Submitted by Ben Ayers on Tue, 2009-07-28 12:00.

It’s been a while and a pile of frequent flyer miles since typhoid. I’m back Stateside for the summer and, finally, feel strong again. It’s been good to be here, to feel the grass beneath my toes, to take a few moments and try to put all of the contradictions aside and focus upon the sun sliding down behind the maple trees.
All of the immediate goodness of America, infinite like yellow lines on the interstate. I’m always amazed at how our culture can encompass so many things that are simultaneously so arbitrary, yet so essential.
I just spent an afternoon haunting the crowded gerbil-maze of the Outdoor Retailer trade show in Salt Lake City. I had the good fortune of camping out among the good people at the Marmot booth for a few hours and watching the world go by in some tempest of bright colors and hi-tec fabrics. And, in moments like these, I get overwhelmed with the diversity of it all – of all of the places that I’ve been able to sit in the past six months, of the distance between the Marmot booth and Gudel, Nepal. And the distance between there and all of the other places I have never been.

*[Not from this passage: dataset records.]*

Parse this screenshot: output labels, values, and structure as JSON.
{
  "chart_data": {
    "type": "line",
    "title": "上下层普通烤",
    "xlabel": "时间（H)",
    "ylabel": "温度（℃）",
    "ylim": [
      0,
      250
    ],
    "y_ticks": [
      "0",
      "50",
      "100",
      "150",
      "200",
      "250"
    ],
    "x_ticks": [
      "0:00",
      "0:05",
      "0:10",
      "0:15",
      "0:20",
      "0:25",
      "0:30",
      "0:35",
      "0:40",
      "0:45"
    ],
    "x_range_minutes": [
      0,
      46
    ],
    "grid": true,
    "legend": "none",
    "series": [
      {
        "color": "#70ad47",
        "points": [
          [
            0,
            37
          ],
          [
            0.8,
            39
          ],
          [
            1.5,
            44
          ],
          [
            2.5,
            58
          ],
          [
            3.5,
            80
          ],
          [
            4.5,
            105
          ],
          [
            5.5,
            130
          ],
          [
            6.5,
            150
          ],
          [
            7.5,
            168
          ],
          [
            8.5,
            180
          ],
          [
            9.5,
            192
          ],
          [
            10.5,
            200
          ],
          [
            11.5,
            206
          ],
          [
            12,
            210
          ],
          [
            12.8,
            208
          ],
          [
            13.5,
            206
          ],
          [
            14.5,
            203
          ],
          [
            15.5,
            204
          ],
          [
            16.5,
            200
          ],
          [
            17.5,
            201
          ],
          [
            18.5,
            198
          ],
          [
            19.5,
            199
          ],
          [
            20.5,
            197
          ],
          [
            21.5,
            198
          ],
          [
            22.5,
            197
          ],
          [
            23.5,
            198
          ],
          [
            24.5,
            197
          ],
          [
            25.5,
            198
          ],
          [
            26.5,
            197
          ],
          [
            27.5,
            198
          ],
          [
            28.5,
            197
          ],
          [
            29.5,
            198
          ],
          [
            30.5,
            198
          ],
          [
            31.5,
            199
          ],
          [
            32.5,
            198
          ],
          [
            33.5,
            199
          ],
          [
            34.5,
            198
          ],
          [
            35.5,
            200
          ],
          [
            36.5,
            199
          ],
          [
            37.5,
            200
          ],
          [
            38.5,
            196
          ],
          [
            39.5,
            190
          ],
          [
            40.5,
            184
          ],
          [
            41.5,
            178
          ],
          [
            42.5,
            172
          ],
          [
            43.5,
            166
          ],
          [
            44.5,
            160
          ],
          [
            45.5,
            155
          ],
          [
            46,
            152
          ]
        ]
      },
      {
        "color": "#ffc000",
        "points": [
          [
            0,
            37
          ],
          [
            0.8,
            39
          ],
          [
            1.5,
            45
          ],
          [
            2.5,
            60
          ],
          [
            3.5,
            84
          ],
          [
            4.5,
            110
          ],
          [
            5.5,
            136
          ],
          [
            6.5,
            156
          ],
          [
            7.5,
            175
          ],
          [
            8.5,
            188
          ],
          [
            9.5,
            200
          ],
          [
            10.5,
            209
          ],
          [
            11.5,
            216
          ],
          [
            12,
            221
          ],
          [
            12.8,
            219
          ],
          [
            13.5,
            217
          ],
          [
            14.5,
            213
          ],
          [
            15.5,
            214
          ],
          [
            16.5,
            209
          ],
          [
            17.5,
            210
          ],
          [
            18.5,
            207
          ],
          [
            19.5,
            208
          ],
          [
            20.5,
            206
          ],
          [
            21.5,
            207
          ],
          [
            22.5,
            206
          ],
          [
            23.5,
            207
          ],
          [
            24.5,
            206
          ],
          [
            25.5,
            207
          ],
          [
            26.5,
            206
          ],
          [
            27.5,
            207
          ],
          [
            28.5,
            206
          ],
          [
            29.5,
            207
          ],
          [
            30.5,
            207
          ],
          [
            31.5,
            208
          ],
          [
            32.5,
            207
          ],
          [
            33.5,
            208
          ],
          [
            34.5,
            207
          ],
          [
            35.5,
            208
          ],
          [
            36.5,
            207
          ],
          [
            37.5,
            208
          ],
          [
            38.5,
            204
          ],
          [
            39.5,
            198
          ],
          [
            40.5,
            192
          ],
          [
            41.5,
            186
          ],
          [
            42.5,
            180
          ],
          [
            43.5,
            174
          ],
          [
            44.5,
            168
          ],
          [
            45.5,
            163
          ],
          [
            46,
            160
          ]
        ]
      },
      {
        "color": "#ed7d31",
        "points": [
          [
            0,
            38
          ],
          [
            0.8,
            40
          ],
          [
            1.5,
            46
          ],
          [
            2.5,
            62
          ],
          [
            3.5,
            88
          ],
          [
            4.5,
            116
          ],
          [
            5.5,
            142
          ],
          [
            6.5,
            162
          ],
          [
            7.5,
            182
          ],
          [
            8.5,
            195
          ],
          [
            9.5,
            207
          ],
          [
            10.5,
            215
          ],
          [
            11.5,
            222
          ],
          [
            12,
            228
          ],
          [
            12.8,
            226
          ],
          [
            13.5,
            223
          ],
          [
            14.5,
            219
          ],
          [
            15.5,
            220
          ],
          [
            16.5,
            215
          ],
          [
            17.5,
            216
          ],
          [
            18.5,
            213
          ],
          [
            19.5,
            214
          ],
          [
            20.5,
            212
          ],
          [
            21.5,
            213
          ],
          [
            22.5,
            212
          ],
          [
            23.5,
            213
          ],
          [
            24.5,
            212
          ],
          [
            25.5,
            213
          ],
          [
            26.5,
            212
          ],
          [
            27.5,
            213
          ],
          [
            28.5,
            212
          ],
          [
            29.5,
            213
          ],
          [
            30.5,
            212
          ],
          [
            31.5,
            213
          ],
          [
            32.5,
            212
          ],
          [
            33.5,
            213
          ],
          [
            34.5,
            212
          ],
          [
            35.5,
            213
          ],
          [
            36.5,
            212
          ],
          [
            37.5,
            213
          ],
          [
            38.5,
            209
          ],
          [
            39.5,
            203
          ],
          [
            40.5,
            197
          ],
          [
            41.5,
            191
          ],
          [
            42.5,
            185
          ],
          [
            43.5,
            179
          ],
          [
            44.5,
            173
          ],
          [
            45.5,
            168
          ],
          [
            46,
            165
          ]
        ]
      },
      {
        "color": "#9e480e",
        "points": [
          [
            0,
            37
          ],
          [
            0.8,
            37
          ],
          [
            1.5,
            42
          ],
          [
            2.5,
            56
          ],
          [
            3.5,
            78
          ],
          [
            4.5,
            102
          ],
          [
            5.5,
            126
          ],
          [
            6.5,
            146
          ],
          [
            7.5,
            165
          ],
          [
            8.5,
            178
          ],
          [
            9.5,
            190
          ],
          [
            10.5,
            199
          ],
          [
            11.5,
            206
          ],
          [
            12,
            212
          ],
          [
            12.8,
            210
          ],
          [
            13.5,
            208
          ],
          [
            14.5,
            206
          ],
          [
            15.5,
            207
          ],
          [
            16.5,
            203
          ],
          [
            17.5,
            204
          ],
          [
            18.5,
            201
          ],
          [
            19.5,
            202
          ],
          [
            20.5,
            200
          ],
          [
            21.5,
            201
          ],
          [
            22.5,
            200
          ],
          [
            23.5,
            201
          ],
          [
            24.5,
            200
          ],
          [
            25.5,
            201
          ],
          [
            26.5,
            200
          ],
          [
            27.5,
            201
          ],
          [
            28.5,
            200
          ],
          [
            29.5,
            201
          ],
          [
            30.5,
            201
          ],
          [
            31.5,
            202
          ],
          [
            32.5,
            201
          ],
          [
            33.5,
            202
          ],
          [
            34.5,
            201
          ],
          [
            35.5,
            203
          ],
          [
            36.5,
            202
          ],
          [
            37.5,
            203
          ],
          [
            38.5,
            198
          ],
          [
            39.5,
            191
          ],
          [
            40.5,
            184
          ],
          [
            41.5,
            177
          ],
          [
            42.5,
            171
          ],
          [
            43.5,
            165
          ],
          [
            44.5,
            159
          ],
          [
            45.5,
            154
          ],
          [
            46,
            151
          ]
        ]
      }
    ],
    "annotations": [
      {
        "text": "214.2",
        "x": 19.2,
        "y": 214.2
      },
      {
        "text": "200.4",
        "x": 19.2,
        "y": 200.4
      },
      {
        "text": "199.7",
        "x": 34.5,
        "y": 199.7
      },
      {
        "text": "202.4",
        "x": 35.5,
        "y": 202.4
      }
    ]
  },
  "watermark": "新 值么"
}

On first glance, it seems so incongruous – the beautiful and fancy jackets versus the stinging nettle-fibered vest. The sales pitch versus the ox-drawn plough. And I, admittedly, sometimes get trapped with only seeing – or, even, over-romanticizing – the found in the dirt and among the poor. I often neglect to see that all of this commerce, all of the vehicles of capitalism and consumerism and beautiful indulgence and luxury are truly what drive my work in Nepal. That the luxury to give resources away to those less fortunate is one of the most decadent of human indulgences, and it’s one in which my life is completely saturated.
All of this contradiction, it seems to me, is essential for human life. It is this friction between experiences that generates the energy to propel us as a species forward. How everything is so knotted together that it becomes impossible for me to see the world as anything but one - unified in all that makes us different and all that we share. All at the same time, as it’s all the same thing.